Así la visión de los galenos y su misión de intermediarios entre la vida y la muerte. Así la historia de mujeres y hombres, que trascienden en su voluntad de asumir la ciencia como espacio concurrente y de transmisión de la heredad, en su estandarte de salvación.

Todo proceso de sanación es recurrente en la medida que el agresor sea avistado a tiempo y para ello necesitamos vigías, que nos permitan la vigilia interior y así la sirena que nos haga escapar de nuestro abuso del alcohol y del sedentario espíritu, entre otros males, que en su mar de músculos constituyen la batalla cotidiana.

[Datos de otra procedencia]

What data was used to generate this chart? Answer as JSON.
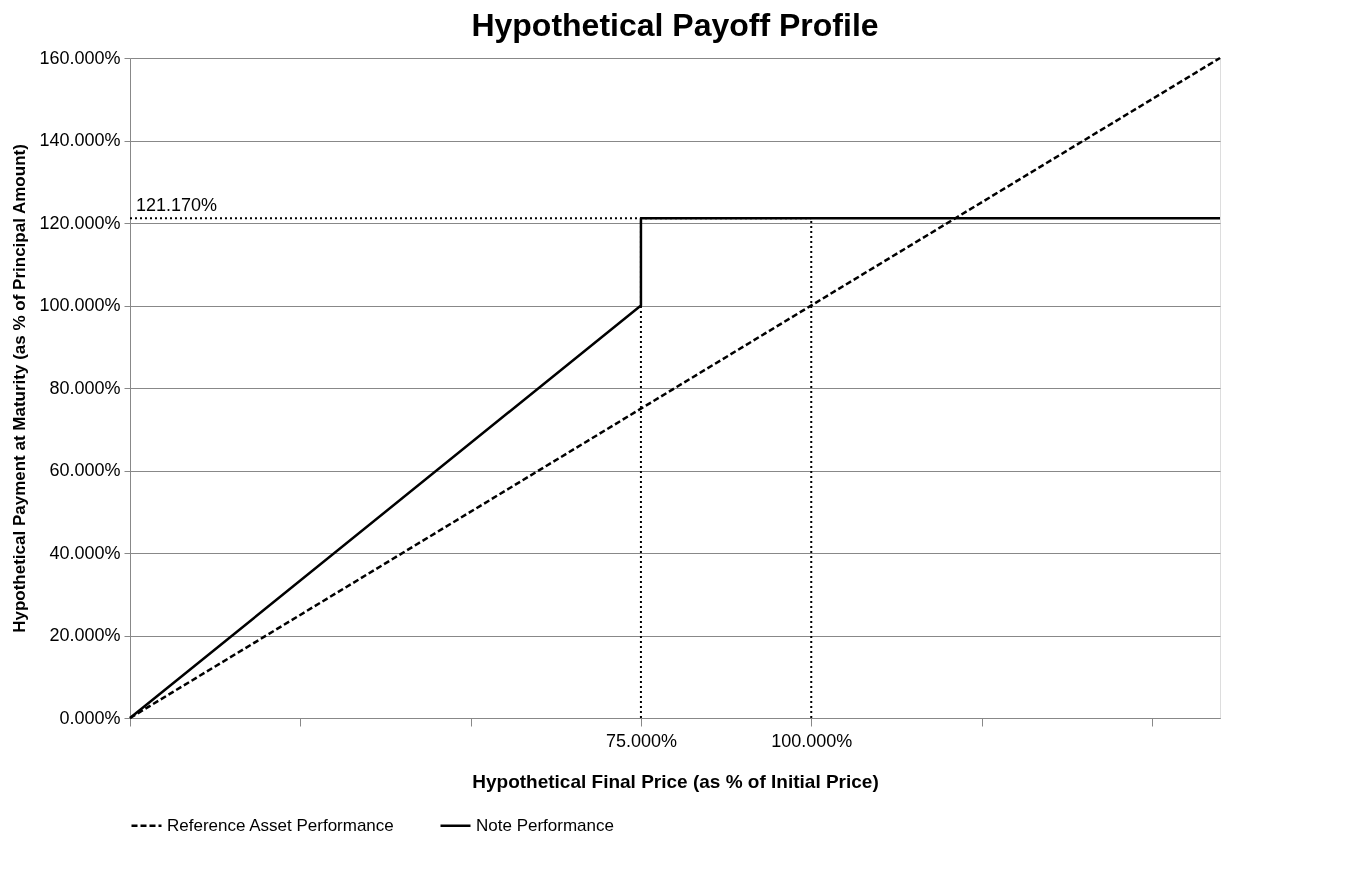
{
  "chart_data": {
    "type": "line",
    "title": "Hypothetical Payoff Profile",
    "xlabel": "Hypothetical Final Price (as % of Initial Price)",
    "ylabel": "Hypothetical Payment at Maturity (as % of Principal Amount)",
    "series": [
      {
        "name": "Reference Asset Performance",
        "color": "#000000",
        "line_style": "dashed",
        "x": [
          0,
          160
        ],
        "values": [
          0,
          160
        ]
      },
      {
        "name": "Note Performance",
        "color": "#000000",
        "line_style": "solid",
        "x": [
          0,
          75,
          75,
          160
        ],
        "values": [
          0,
          100,
          121.17,
          121.17
        ]
      }
    ],
    "xlim": [
      0,
      160
    ],
    "xticks": [
      {
        "value": 0,
        "label": null
      },
      {
        "value": 25,
        "label": null
      },
      {
        "value": 50,
        "label": null
      },
      {
        "value": 75,
        "label": "75.000%"
      },
      {
        "value": 100,
        "label": "100.000%"
      },
      {
        "value": 125,
        "label": null
      },
      {
        "value": 150,
        "label": null
      }
    ],
    "ylim": [
      0,
      160
    ],
    "yticks": [
      {
        "value": 0,
        "label": "0.000%"
      },
      {
        "value": 20,
        "label": "20.000%"
      },
      {
        "value": 40,
        "label": "40.000%"
      },
      {
        "value": 60,
        "label": "60.000%"
      },
      {
        "value": 80,
        "label": "80.000%"
      },
      {
        "value": 100,
        "label": "100.000%"
      },
      {
        "value": 120,
        "label": "120.000%"
      },
      {
        "value": 140,
        "label": "140.000%"
      },
      {
        "value": 160,
        "label": "160.000%"
      }
    ],
    "ref_lines": [
      {
        "axis": "y",
        "value": 121.17,
        "label": "121.170%",
        "line_style": "dotted",
        "color": "#000000"
      },
      {
        "axis": "x",
        "value": 75,
        "label": null,
        "line_style": "dotted",
        "color": "#000000"
      },
      {
        "axis": "x",
        "value": 100,
        "label": null,
        "line_style": "dotted",
        "color": "#000000"
      }
    ],
    "grid": "y",
    "legend": "bottom",
    "marker": "none"
  }
}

La ciencia nos convoca, en su fluir de la materia y evolución concurrente, a esa avalancha, que es la constancia y la transformación del ser hacia la máquina androide o hacia el retorno a la naturaleza del ánima, en su composición mitológica, ancestral y natural. Así la visión de la constancia como floración sanguínea. Así la aventura de Justino Velasco Quiroz, en el Proyecto Telesalud, en Santa Cruz, Bolivia.

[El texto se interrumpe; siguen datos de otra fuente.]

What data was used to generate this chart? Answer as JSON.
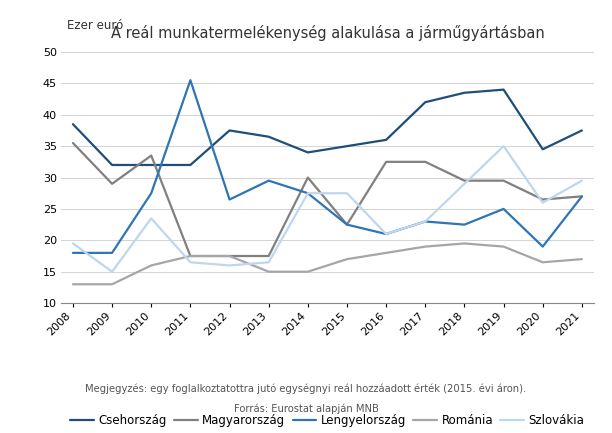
{
  "title": "A reál munkatermelékenység alakulása a járműgyártásban",
  "ylabel": "Ezer euró",
  "note": "Megjegyzés: egy foglalkoztatottra jutó egységnyi reál hozzáadott érték (2015. évi áron).",
  "source": "Forrás: Eurostat alapján MNB",
  "years": [
    2008,
    2009,
    2010,
    2011,
    2012,
    2013,
    2014,
    2015,
    2016,
    2017,
    2018,
    2019,
    2020,
    2021
  ],
  "series": {
    "Csehország": {
      "values": [
        38.5,
        32.0,
        32.0,
        32.0,
        37.5,
        36.5,
        34.0,
        35.0,
        36.0,
        42.0,
        43.5,
        44.0,
        34.5,
        37.5
      ],
      "color": "#1F4E79",
      "linewidth": 1.6
    },
    "Magyarország": {
      "values": [
        35.5,
        29.0,
        33.5,
        17.5,
        17.5,
        17.5,
        30.0,
        22.5,
        32.5,
        32.5,
        29.5,
        29.5,
        26.5,
        27.0
      ],
      "color": "#808080",
      "linewidth": 1.6
    },
    "Lengyelország": {
      "values": [
        18.0,
        18.0,
        27.5,
        45.5,
        26.5,
        29.5,
        27.5,
        22.5,
        21.0,
        23.0,
        22.5,
        25.0,
        19.0,
        27.0
      ],
      "color": "#2E75B6",
      "linewidth": 1.6
    },
    "Románia": {
      "values": [
        13.0,
        13.0,
        16.0,
        17.5,
        17.5,
        15.0,
        15.0,
        17.0,
        18.0,
        19.0,
        19.5,
        19.0,
        16.5,
        17.0
      ],
      "color": "#A6A6A6",
      "linewidth": 1.6
    },
    "Szlovákia": {
      "values": [
        19.5,
        15.0,
        23.5,
        16.5,
        16.0,
        16.5,
        27.5,
        27.5,
        21.0,
        23.0,
        29.0,
        35.0,
        26.0,
        29.5
      ],
      "color": "#BDD7EE",
      "linewidth": 1.6
    }
  },
  "ylim": [
    10,
    50
  ],
  "yticks": [
    10,
    15,
    20,
    25,
    30,
    35,
    40,
    45,
    50
  ],
  "background_color": "#FFFFFF",
  "grid_color": "#D3D3D3",
  "title_fontsize": 10.5,
  "label_fontsize": 8.5,
  "tick_fontsize": 8,
  "legend_fontsize": 8.5,
  "note_fontsize": 7.2
}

Ante su puerta bien se respira la piedad partera de quien alcanza su definición mejor en la ciencia, que es proceso de imantación, de irradiación del ser, que se busca y encuentra ante el hombre, misionero de la ética. Y es que la ciencia médica en buenas manos es obra de gladiadores, que se vuelve torrente en la medida, que está al servicio de todos y florece en la realidad de quien se mira las manos y las siente limpias.

justino velasco quiroz1En Justino, el doctor de Santa Cruz, el graduado de la Escuela Latinoamericana de Medicina, de La Habana, la evolución del ser hacia la constancia, que le permite la vasta humanidad de quien traza en el tiempo, la gratitud de su viaje hacia la salvación carnal y espiritual de muchos, viaje iniciado desde la caridad de un pueblo, el de Buenaventura, que le acogió como hijo hace más de una década, y todavía allí se le siente cercano.

La verdad nos asume desde la realidad actuante y sonante, por ello el hombre justo siempre mira hacia atrás y toca la fibra sensible de quienes le ayudaron a ser lo que es. Ahora el doctor Justino, en sus ecografías abdominales y ginecológicas, en sus electrocardiogramas, en las ferias comunitarias, consigue respuestas con el instrumental científico, mecánica perfecta de imantar corazón y firmeza en ese entrenamiento vital, que es encender la llama del necesario autocontrol, la prevención y la salvación, como consecuencia de ser portador de la mejor experiencia, frente al torrente de caminos, que se abren al futuro, desde la razón de plantar en nosotros y en los otros, el árbol sereno y radiante de la claridad.